Kremer e la matura solitudine del violino di Weinberg
Gidon Kremer ha celebrato i suoi 75 anni dedicando un disco a tre sonate per violino solo di Mieczysław Weinberg
Il violinista e direttore d’orchestra lettone Gidon Kremer lo scorso 27 febbraio ha compiuto 75 anni e li ha celebrati con la pubblicazione di questo album realizzato per la nicchia New Series dell’etichetta di Manfred Eicher, alla quale lo lega una decennale collaborazione come Kremer stesso ricorda nelle note che accompagnano il disco.
Al centro di questo lavoro troviamo l’opera per violino solo di Mieczysław Weinberg (Varsavia 1919 – Mosca 1996), compositore sovietico di origine polacca autore prolifico di un repertorio che annovera, tra l'altro, ventisei sinfonie, diciassette quartetti d'archi, sei concerti, sette opere liriche, ventotto sonate – delle quali diverse per violino – più di duecento canzoni, colonne sonore per sessanta film, oltre a musiche per teatro di prosa.
Discendente da una famiglia ebrea di origine moldava sopravvissuta ai pogrom del 1905, Weinberg si allontanò dal suo paese nel 1939 a seguito dell’invasione nazista cercando rifugio in Unione Sovietica – prima a Minsk, dove ricevette la sua formazione iniziale in composizione, poi a Tashkent in Uzbekistan e infine a Mosca nel 1943 – per poi essere arrestato nel 1953 dalla polizia di Stalin nell’ambito delle ultime propaggini delle “purghe” ai danni dell’intellighenzia ebrea sovietica. Personalità mite nonostante le vicissitudini personali, questo autore ha coltivato rapporti di stima professionale e di amicizia con figure quali Dmitrij Shostakovich, ottenendo inoltre l’apprezzamento di esecutori come, tra gli altri, Mstislav Rostropovič o Svjatoslav Richter.
Lo stesso Gidon Kremer ha già dedicato diverse registrazioni all'opera di questo compositore, compreso un doppio album realizzato con la sua Kremerata Baltica e sempre pubblicato dalla ECM, registrato tra Vienna e Riga nel giugno 2015, che raccoglie le quattro sinfonie da camera scritte nell'ultimo decennio di vita di Weinberg, oltre a un nuovo arrangiamento – ad opera dello stesso Kremer e del percussionista Andrey Pushkarev – del primo Quintetto per pianoforte del 1944.

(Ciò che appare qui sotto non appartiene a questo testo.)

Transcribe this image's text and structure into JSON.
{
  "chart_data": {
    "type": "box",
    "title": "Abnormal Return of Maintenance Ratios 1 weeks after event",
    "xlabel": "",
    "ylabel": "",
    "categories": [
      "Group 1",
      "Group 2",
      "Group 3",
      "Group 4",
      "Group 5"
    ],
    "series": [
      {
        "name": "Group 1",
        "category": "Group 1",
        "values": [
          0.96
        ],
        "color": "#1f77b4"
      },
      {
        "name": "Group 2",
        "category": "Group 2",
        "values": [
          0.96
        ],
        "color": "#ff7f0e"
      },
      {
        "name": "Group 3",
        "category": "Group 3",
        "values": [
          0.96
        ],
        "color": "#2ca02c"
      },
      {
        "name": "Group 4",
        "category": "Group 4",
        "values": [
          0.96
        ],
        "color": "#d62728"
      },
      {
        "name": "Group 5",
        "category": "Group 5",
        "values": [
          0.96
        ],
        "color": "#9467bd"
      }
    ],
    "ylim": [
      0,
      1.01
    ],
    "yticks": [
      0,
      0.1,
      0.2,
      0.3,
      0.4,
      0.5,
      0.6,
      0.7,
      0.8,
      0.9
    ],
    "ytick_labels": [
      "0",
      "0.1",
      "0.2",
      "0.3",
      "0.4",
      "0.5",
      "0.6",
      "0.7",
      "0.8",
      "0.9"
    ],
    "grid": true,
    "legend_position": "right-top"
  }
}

In questa occasione, invece, Kremer si dedica al repertorio per violino solo di Weinberg, attraverso un percorso a ritroso che dalla densa e complessa architettura della Sonata n. 3 op. 126, datata 1979 e intarsiata attraverso una densità timbrica dalla ricca varietà espressiva dispiegata senza soluzione di continuità in ventidue minuti circa di feconda indagine strumentale, si passa alla Sonata n. 2 op. 95 (1967) per poi finire con la Sonata n. 1 op. 82 del 1964.
Se alla pregnante complessità della pagina più matura, segnata dalla natura quasi rapsodica, la partitura del 1967 risponde attraverso una struttura che potremmo definire descrittiva, con le sette parti che la compongono illustrate attraverso altrettanti tioli dalla evocativa e quasi didascalica eloquenza – Monody, Rests, Intervals, Replies, Accompaniment, Invocation, Syncopes – la prima Sonata restituisce le radici classicistiche coltivate da Weinberg attraverso una scrittura che, nell’articolarsi dei cinque movimenti descritti con le denominazioni Adagio-Allegro, Andante, Allegretto, Lento e Presto, combina con personale creatività stilemi che rimandano idealmente ad un materiale stilistico capace di evocare echi bachiani così come beethoveniani, pur nell’alveo di un impianto di scrittura formalmente novecentesco.
Una materia espressiva che Kremer riesce a rileggere con coinvolgente efficacia, traendo dal suo prezioso strumento plasmato da Nicola Amati nel 1641 una densità interpretativa davvero pregnante, arricchendo di spunti personali un’esecuzione trascinante e coinvolgente.